Ratatouille is considered a healthy and very filling dish. It’s a favorite among dieters because it is high in nutrients and low in calories. Ratatouille is a balanced meal suitable for vegetarians and vegans. For those concerned with the lack of protein in this dish, you can always add lean chicken or fish. (Photo courtesy of Stock.XCHNG/flame_)

The word ratatouille comes from the French verb touiller, which means, "to stir up." While this may imply a set method, there is actually a debate as to the right way of cooking it. The vegetables can be cooked together or cooked separately and combined at the end. Some cooks combine all the vegetables together at once. Other cooks prefer to create a concentrated base with the onions, garlic, bell peppers, and tomatoes, cooked until their juices have almost evaporated, and then layer the remaining sautéed vegetables on top of it, which creates a type of casserole. Another method used is to sauté all the vegetables separately, then let them simmer in a pot on a stove until they reach the tenderness desired and the spices blend together.
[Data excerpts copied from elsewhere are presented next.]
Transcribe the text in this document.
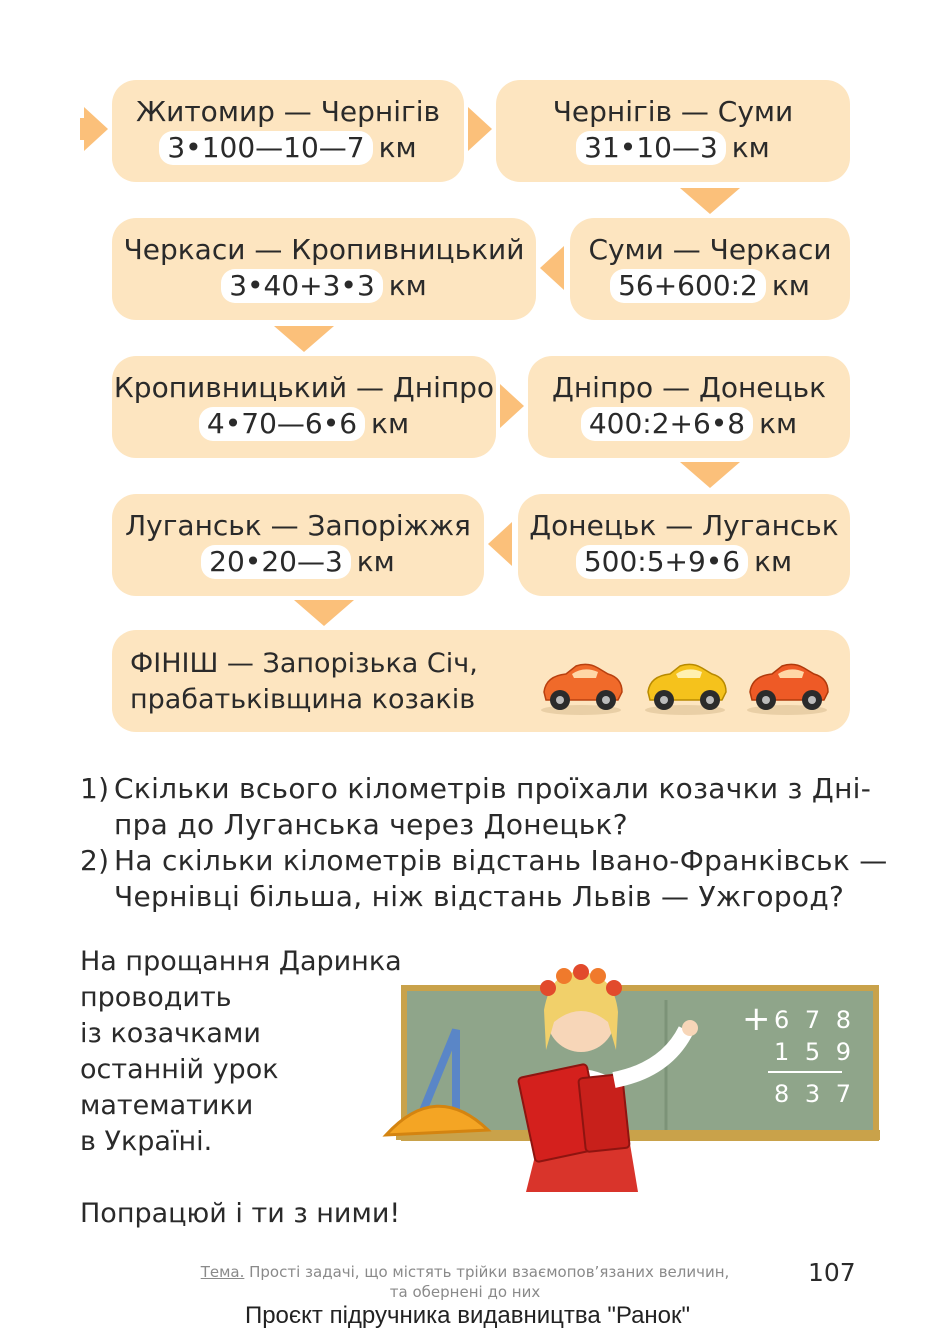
Житомир — Чернігів
3•100—10—7 км
Чернігів — Суми
31•10—3 км
Черкаси — Кропивницький
3•40+3•3 км
Суми — Черкаси
56+600:2 км
Кропивницький — Дніпро
4•70—6•6 км
Дніпро — Донецьк
400:2+6•8 км
Луганськ — Запоріжжя
20•20—3 км
Донецьк — Луганськ
500:5+9•6 км
ФІНІШ — Запорізька Січ,
прабатьківщина козаків
1) Скільки всього кілометрів проїхали козачки з Дні-
пра до Луганська через Донецьк?
2) На скільки кілометрів відстань Івано-Франківськ —
Чернівці більша, ніж відстань Львів — Ужгород?
На прощання Даринка
проводить
із козачками
останній урок
математики
в Україні.
Попрацюй і ти з ними!
+ 6 7 8
1 5 9
8 3 7
Тема. Прості задачі, що містять трійки взаємопов’язаних величин,
та обернені до них
107
Проєкт підручника видавництва "Ранок"
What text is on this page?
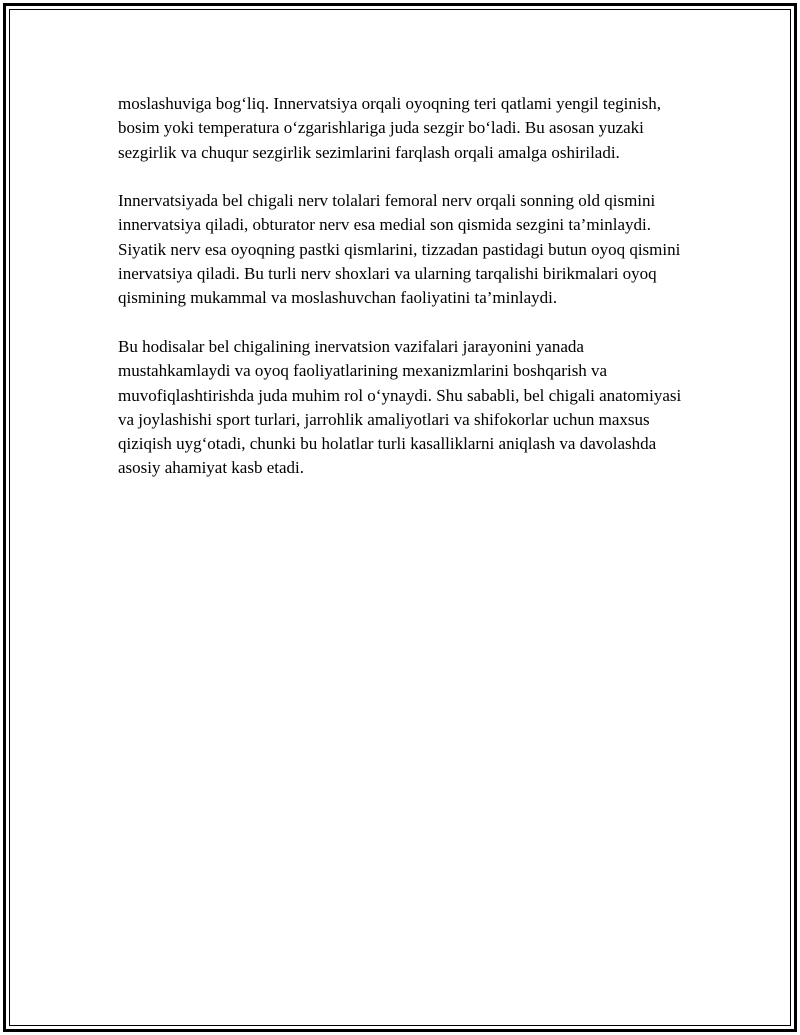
moslashuviga bog‘liq. Innervatsiya orqali oyoqning teri qatlami yengil teginish, bosim yoki temperatura o‘zgarishlariga juda sezgir bo‘ladi. Bu asosan yuzaki sezgirlik va chuqur sezgirlik sezimlarini farqlash orqali amalga oshiriladi.

Innervatsiyada bel chigali nerv tolalari femoral nerv orqali sonning old qismini innervatsiya qiladi, obturator nerv esa medial son qismida sezgini ta’minlaydi. Siyatik nerv esa oyoqning pastki qismlarini, tizzadan pastidagi butun oyoq qismini inervatsiya qiladi. Bu turli nerv shoxlari va ularning tarqalishi birikmalari oyoq qismining mukammal va moslashuvchan faoliyatini ta’minlaydi.

Bu hodisalar bel chigalining inervatsion vazifalari jarayonini yanada mustahkamlaydi va oyoq faoliyatlarining mexanizmlarini boshqarish va muvofiqlashtirishda juda muhim rol o‘ynaydi. Shu sababli, bel chigali anatomiyasi va joylashishi sport turlari, jarrohlik amaliyotlari va shifokorlar uchun maxsus qiziqish uyg‘otadi, chunki bu holatlar turli kasalliklarni aniqlash va davolashda asosiy ahamiyat kasb etadi.
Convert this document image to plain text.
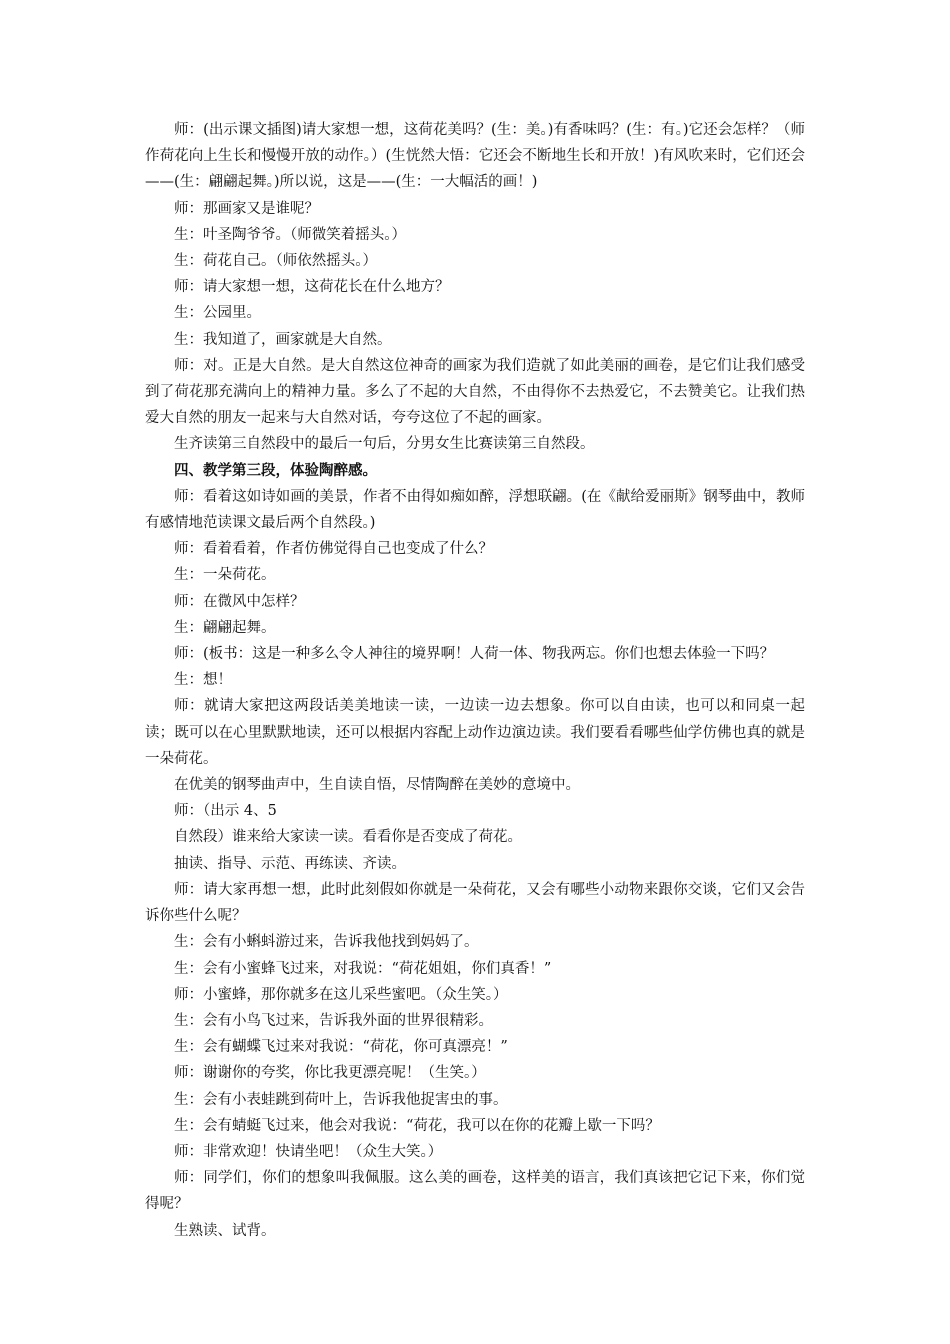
师：(出示课文插图)请大家想一想，这荷花美吗？(生：美。)有香味吗？(生：有。)它还会怎样？（师作荷花向上生长和慢慢开放的动作。）(生恍然大悟：它还会不断地生长和开放！)有风吹来时，它们还会——(生：翩翩起舞。)所以说，这是——(生：一大幅活的画！)

师：那画家又是谁呢？

生：叶圣陶爷爷。（师微笑着摇头。）

生：荷花自己。（师依然摇头。）

师：请大家想一想，这荷花长在什么地方？

生：公园里。

生：我知道了，画家就是大自然。

师：对。正是大自然。是大自然这位神奇的画家为我们造就了如此美丽的画卷，是它们让我们感受到了荷花那充满向上的精神力量。多么了不起的大自然，不由得你不去热爱它，不去赞美它。让我们热爱大自然的朋友一起来与大自然对话，夸夸这位了不起的画家。

生齐读第三自然段中的最后一句后，分男女生比赛读第三自然段。

四、教学第三段，体验陶醉感。

师：看着这如诗如画的美景，作者不由得如痴如醉，浮想联翩。(在《献给爱丽斯》钢琴曲中，教师有感情地范读课文最后两个自然段。)

师：看着看着，作者仿佛觉得自己也变成了什么？

生：一朵荷花。

师：在微风中怎样？

生：翩翩起舞。

师：(板书：这是一种多么令人神往的境界啊！人荷一体、物我两忘。你们也想去体验一下吗？

生：想！

师：就请大家把这两段话美美地读一读，一边读一边去想象。你可以自由读，也可以和同桌一起读；既可以在心里默默地读，还可以根据内容配上动作边演边读。我们要看看哪些仙学仿佛也真的就是一朵荷花。

在优美的钢琴曲声中，生自读自悟，尽情陶醉在美妙的意境中。

师：（出示 4、5

自然段）谁来给大家读一读。看看你是否变成了荷花。

抽读、指导、示范、再练读、齐读。

师：请大家再想一想，此时此刻假如你就是一朵荷花，又会有哪些小动物来跟你交谈，它们又会告诉你些什么呢？

生：会有小蝌蚪游过来，告诉我他找到妈妈了。

生：会有小蜜蜂飞过来，对我说：“荷花姐姐，你们真香！”

师：小蜜蜂，那你就多在这儿采些蜜吧。（众生笑。）

生：会有小鸟飞过来，告诉我外面的世界很精彩。

生：会有蝴蝶飞过来对我说：“荷花，你可真漂亮！”

师：谢谢你的夸奖，你比我更漂亮呢！（生笑。）

生：会有小表蛙跳到荷叶上，告诉我他捉害虫的事。

生：会有蜻蜓飞过来，他会对我说：“荷花，我可以在你的花瓣上歇一下吗？

师：非常欢迎！快请坐吧！（众生大笑。）

师：同学们，你们的想象叫我佩服。这么美的画卷，这样美的语言，我们真该把它记下来，你们觉得呢？

生熟读、试背。
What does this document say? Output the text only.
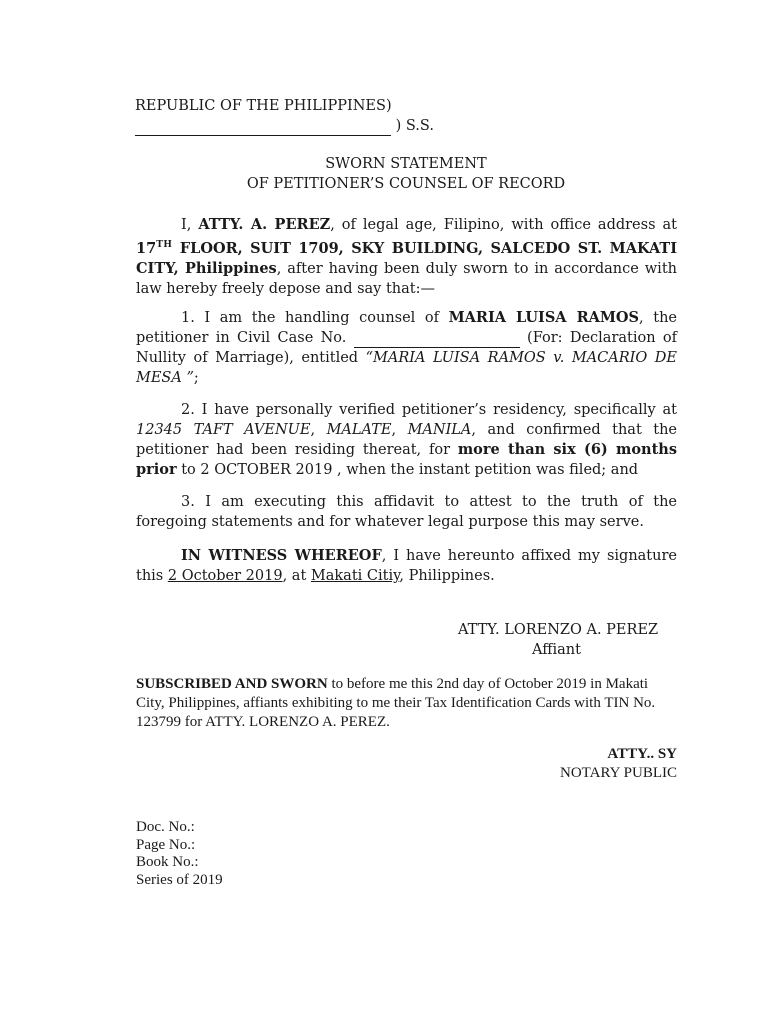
REPUBLIC OF THE PHILIPPINES)
) S.S.
SWORN STATEMENT
OF PETITIONER’S COUNSEL OF RECORD
I, ATTY. A. PEREZ, of legal age, Filipino, with office address at 17TH FLOOR, SUIT 1709, SKY BUILDING, SALCEDO ST. MAKATI CITY, Philippines, after having been duly sworn to in accordance with law hereby freely depose and say that:—
1. I am the handling counsel of MARIA LUISA RAMOS, the petitioner in Civil Case No.	(For: Declaration of Nullity of Marriage), entitled “MARIA LUISA RAMOS v. MACARIO DE MESA ”;
2. I have personally verified petitioner’s residency, specifically at 12345 TAFT AVENUE, MALATE, MANILA, and confirmed that the petitioner had been residing thereat, for more than six (6) months prior to 2 OCTOBER 2019 , when the instant petition was filed; and
3. I am executing this affidavit to attest to the truth of the foregoing statements and for whatever legal purpose this may serve.
IN WITNESS WHEREOF, I have hereunto affixed my signature this 2 October 2019, at Makati Citiy, Philippines.
ATTY. LORENZO A. PEREZ
Affiant
SUBSCRIBED AND SWORN to before me this 2nd day of October 2019 in Makati City, Philippines, affiants exhibiting to me their Tax Identification Cards with TIN No. 123799 for ATTY. LORENZO A. PEREZ.
ATTY.. SY
NOTARY PUBLIC
Doc. No.:
Page No.:
Book No.:
Series of 2019
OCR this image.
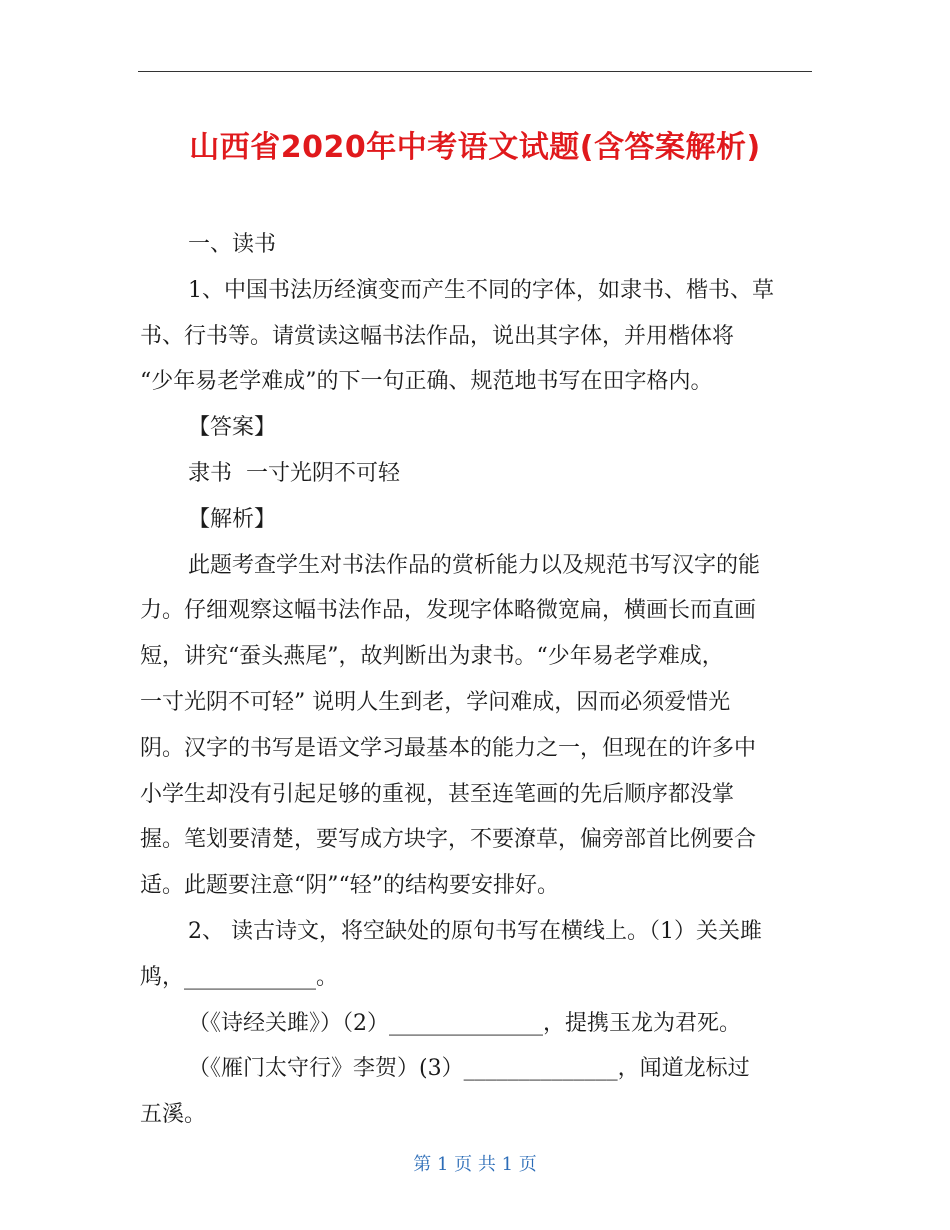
山西省2020年中考语文试题(含答案解析)

一、读书

1、中国书法历经演变而产生不同的字体，如隶书、楷书、草

书、行书等。请赏读这幅书法作品，说出其字体，并用楷体将

“少年易老学难成”的下一句正确、规范地书写在田字格内。

【答案】

隶书  一寸光阴不可轻

【解析】

此题考查学生对书法作品的赏析能力以及规范书写汉字的能

力。仔细观察这幅书法作品，发现字体略微宽扁，横画长而直画

短，讲究“蚕头燕尾”，故判断出为隶书。“少年易老学难成，

一寸光阴不可轻” 说明人生到老，学问难成，因而必须爱惜光

阴。汉字的书写是语文学习最基本的能力之一，但现在的许多中

小学生却没有引起足够的重视，甚至连笔画的先后顺序都没掌

握。笔划要清楚，要写成方块字，不要潦草，偏旁部首比例要合

适。此题要注意“阴”“轻”的结构要安排好。

2、 读古诗文，将空缺处的原句书写在横线上。（1）关关雎

鸠，____________。

（《诗经关雎》）（2）______________，提携玉龙为君死。

（《雁门太守行》李贺）(3）______________，闻道龙标过

五溪。

第 1 页 共 1 页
Ratatouille is usually served as a side dish, but can be combined with pasta, rice, or fish to be served as a main dish or appetizer.

Click here to see the Grilled Salmon with Ratatouille and Black Olive Tapenade Recipe.

No matter how you decide to make it though, one thing is certain: Remy was really on to something when he decided to put everything on the line and make this simple yet honest and heartwarming "peasant" dish for the jaded and cynical restaurant critic, Anton Ego. One bite and you’ll understand, too.